We are happy to announce a solo exhibition by Markus Raetz, that will offer the rare opportunity to see the recent works of this extraordinary Swiss artist: ten new sculptures, two mobile sculptures and seven recent engravings.

Born in Bern in 1941, for more than 30 years Markus Raetz has reflected on the language of art as a form of visual communication by means of poetic and essential images. The mechanisms of representation on one hand, and the plurality of vision on the other, are the themes around which his artistic experience has evolved. In his sketch-books from the ‘60s and ‘70s, the artist sets out the foundations of his vision: the delicate, precise lines of the drawings form figures, landscapes and objects whose continual transformation makes us take part in the creative process and makes us conscious of the fluidity of images and points of view.

Over the years, the ideas and the themes contained in the drawings are turned into works and become installations, sculptures, and monumental works. Often made from natural, unusual or ephemeral materials, they preserve the lightness of the drawing and an awareness of being images and thus representation, game, thought. Examples of this are the eucalyptus leaves forming faces on a wall (1982), the twigs which, if viewed from a certain point in space, form the body of Eve (1983), and the granite marker stones scattered across a field that form a face when seen from a certain hill (1984).

Since the start of the 1990s Raetz has been working on a new cycle of sculptures, the Anamorphosis: iron or bronze fusions which have a different appearance according to the viewpoint from which we look at them. The movement of the spectator around the work enables one to locate the point of view from which an apparent shapeless mass suddenly becomes a familiar object, such as a pipe, or the figure of Mickey Mouse, or even reveals different images (for example an upright head and an upside-down head). In other cases it is the sculpture itself which moves and transforms itself in front of our very eyes, as in Duo, dated 2000, in which light leaves of metal are suspended from nylon threads, portraying two faces whose expressions change continually.

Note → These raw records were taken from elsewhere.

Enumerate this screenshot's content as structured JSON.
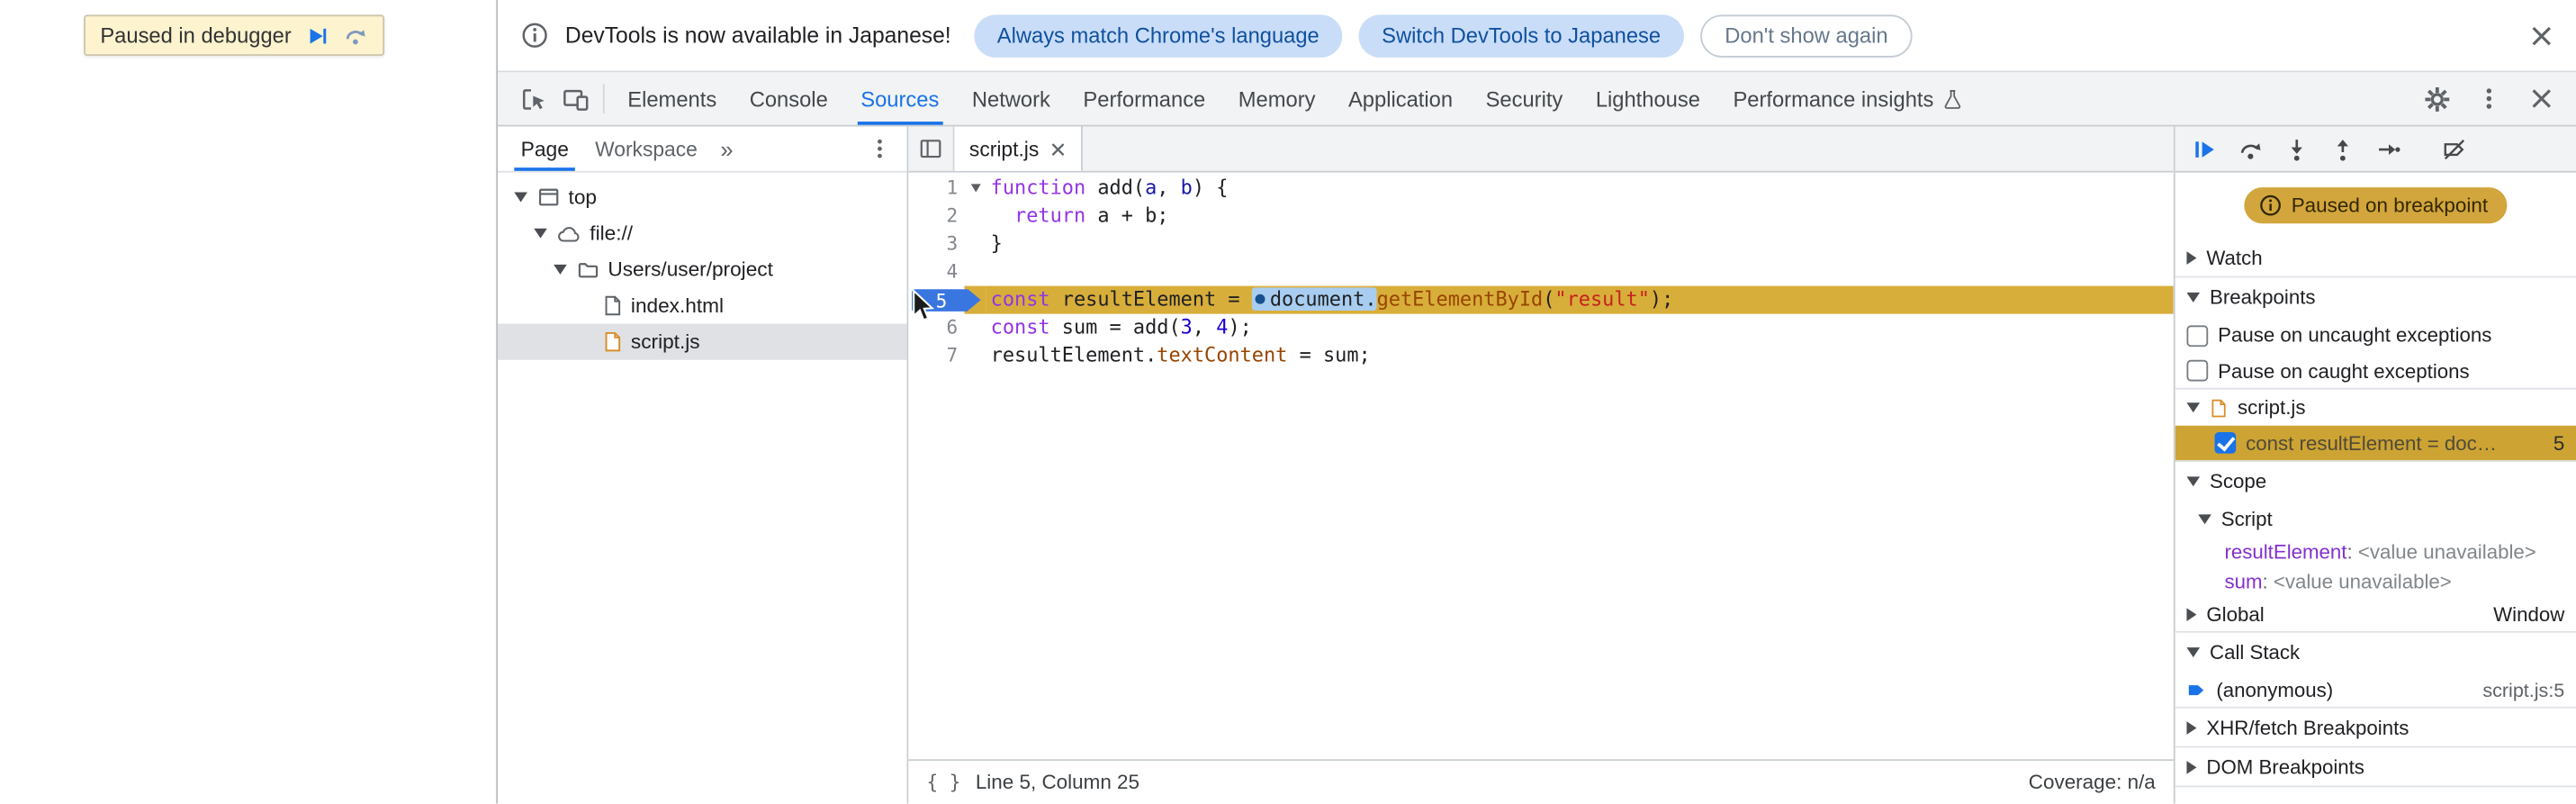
{
  "colors": {
    "accent": "#1a73e8",
    "toolbar_bg": "#f1f3f4",
    "paused_line_gold": "#d8ae3a",
    "paused_badge_gold": "#d2a63c",
    "token_keyword": "#9334e6",
    "token_string": "#c5221f",
    "token_number": "#1c00cf",
    "token_property": "#994500",
    "selection_blue": "#a8cdf0"
  },
  "page": {
    "paused_banner": {
      "text": "Paused in debugger"
    }
  },
  "notification": {
    "message": "DevTools is now available in Japanese!",
    "buttons": [
      "Always match Chrome's language",
      "Switch DevTools to Japanese",
      "Don't show again"
    ]
  },
  "toolbar": {
    "tabs": [
      {
        "label": "Elements",
        "active": false
      },
      {
        "label": "Console",
        "active": false
      },
      {
        "label": "Sources",
        "active": true
      },
      {
        "label": "Network",
        "active": false
      },
      {
        "label": "Performance",
        "active": false
      },
      {
        "label": "Memory",
        "active": false
      },
      {
        "label": "Application",
        "active": false
      },
      {
        "label": "Security",
        "active": false
      },
      {
        "label": "Lighthouse",
        "active": false
      },
      {
        "label": "Performance insights",
        "active": false
      }
    ]
  },
  "navigator": {
    "tabs": [
      {
        "label": "Page",
        "active": true
      },
      {
        "label": "Workspace",
        "active": false
      }
    ],
    "overflow_symbol": "»",
    "tree": [
      {
        "label": "top"
      },
      {
        "label": "file://"
      },
      {
        "label": "Users/user/project"
      },
      {
        "label": "index.html"
      },
      {
        "label": "script.js",
        "selected": true
      }
    ]
  },
  "editor": {
    "tab_label": "script.js",
    "lines": [
      {
        "num": 1,
        "fold": true,
        "tokens": [
          {
            "t": "function",
            "c": "kw"
          },
          {
            "t": " add(",
            "c": ""
          },
          {
            "t": "a",
            "c": "def"
          },
          {
            "t": ", ",
            "c": ""
          },
          {
            "t": "b",
            "c": "def"
          },
          {
            "t": ") {",
            "c": ""
          }
        ]
      },
      {
        "num": 2,
        "tokens": [
          {
            "t": "  ",
            "c": ""
          },
          {
            "t": "return",
            "c": "kw"
          },
          {
            "t": " a + b;",
            "c": ""
          }
        ]
      },
      {
        "num": 3,
        "tokens": [
          {
            "t": "}",
            "c": ""
          }
        ]
      },
      {
        "num": 4,
        "tokens": []
      },
      {
        "num": 5,
        "paused": true,
        "tokens": [
          {
            "t": "const",
            "c": "kw"
          },
          {
            "t": " resultElement = ",
            "c": ""
          },
          {
            "t": "document.",
            "c": "sel"
          },
          {
            "t": "getElementById",
            "c": "prop"
          },
          {
            "t": "(",
            "c": ""
          },
          {
            "t": "\"result\"",
            "c": "str"
          },
          {
            "t": ");",
            "c": ""
          }
        ]
      },
      {
        "num": 6,
        "tokens": [
          {
            "t": "const",
            "c": "kw"
          },
          {
            "t": " sum = add(",
            "c": ""
          },
          {
            "t": "3",
            "c": "num"
          },
          {
            "t": ", ",
            "c": ""
          },
          {
            "t": "4",
            "c": "num"
          },
          {
            "t": ");",
            "c": ""
          }
        ]
      },
      {
        "num": 7,
        "tokens": [
          {
            "t": "resultElement.",
            "c": ""
          },
          {
            "t": "textContent",
            "c": "prop"
          },
          {
            "t": " = sum;",
            "c": ""
          }
        ]
      }
    ],
    "status": {
      "position": "Line 5, Column 25",
      "coverage": "Coverage: n/a"
    }
  },
  "debugger": {
    "paused_badge": "Paused on breakpoint",
    "sections": {
      "watch": "Watch",
      "breakpoints": "Breakpoints",
      "scope": "Scope",
      "call_stack": "Call Stack",
      "xhr": "XHR/fetch Breakpoints",
      "dom": "DOM Breakpoints"
    },
    "pause_uncaught": "Pause on uncaught exceptions",
    "pause_caught": "Pause on caught exceptions",
    "breakpoint_group": "script.js",
    "breakpoint_entry": {
      "label": "const resultElement = doc…",
      "line": "5",
      "checked": true
    },
    "scope": {
      "script_label": "Script",
      "variables": [
        {
          "name": "resultElement",
          "value": "<value unavailable>"
        },
        {
          "name": "sum",
          "value": "<value unavailable>"
        }
      ],
      "global_label": "Global",
      "global_value": "Window"
    },
    "call_stack_frames": [
      {
        "name": "(anonymous)",
        "location": "script.js:5"
      }
    ]
  }
}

In the last few years Raetz has devoted himself to plastic possibilities of words. The metal sculptures change according to the viewpoint of the person who looks at them: YES becomes NO via a series of intermediary stages (abstract forms or words of an unknown alphabet?). Thus one word turns into its opposite, the points of view become relative and the possibilities are infinite.

Markus Raetz lives and works in Bern (Switzerland). Since 1966 he has exhibited in numerous galleries and museums: solo shows have been staged by Kunsthaus in Zurich (1975), Musée Rath in Geneva (1994), Amsterdam's Stedelijk Museum (1979), the Kölnischer Kunstverein in Köln (1986), the IVAM in Valencia (1993), the Serpentine Gallery in London (1993), the New Museum in New York (1988) and the Arts Club in Chicago (2001). He represented Switzerland at the 1988 Venice Biennale and took part in Documenta in Kassel in 1968, 1972 and 1982. His works are in the permanent collections of the MoMa in New York, the Tate Gallery in London, the Centre Pompidou in Paris, the Museum of Modern Art in Frankfurt and leading museums in Switzerland.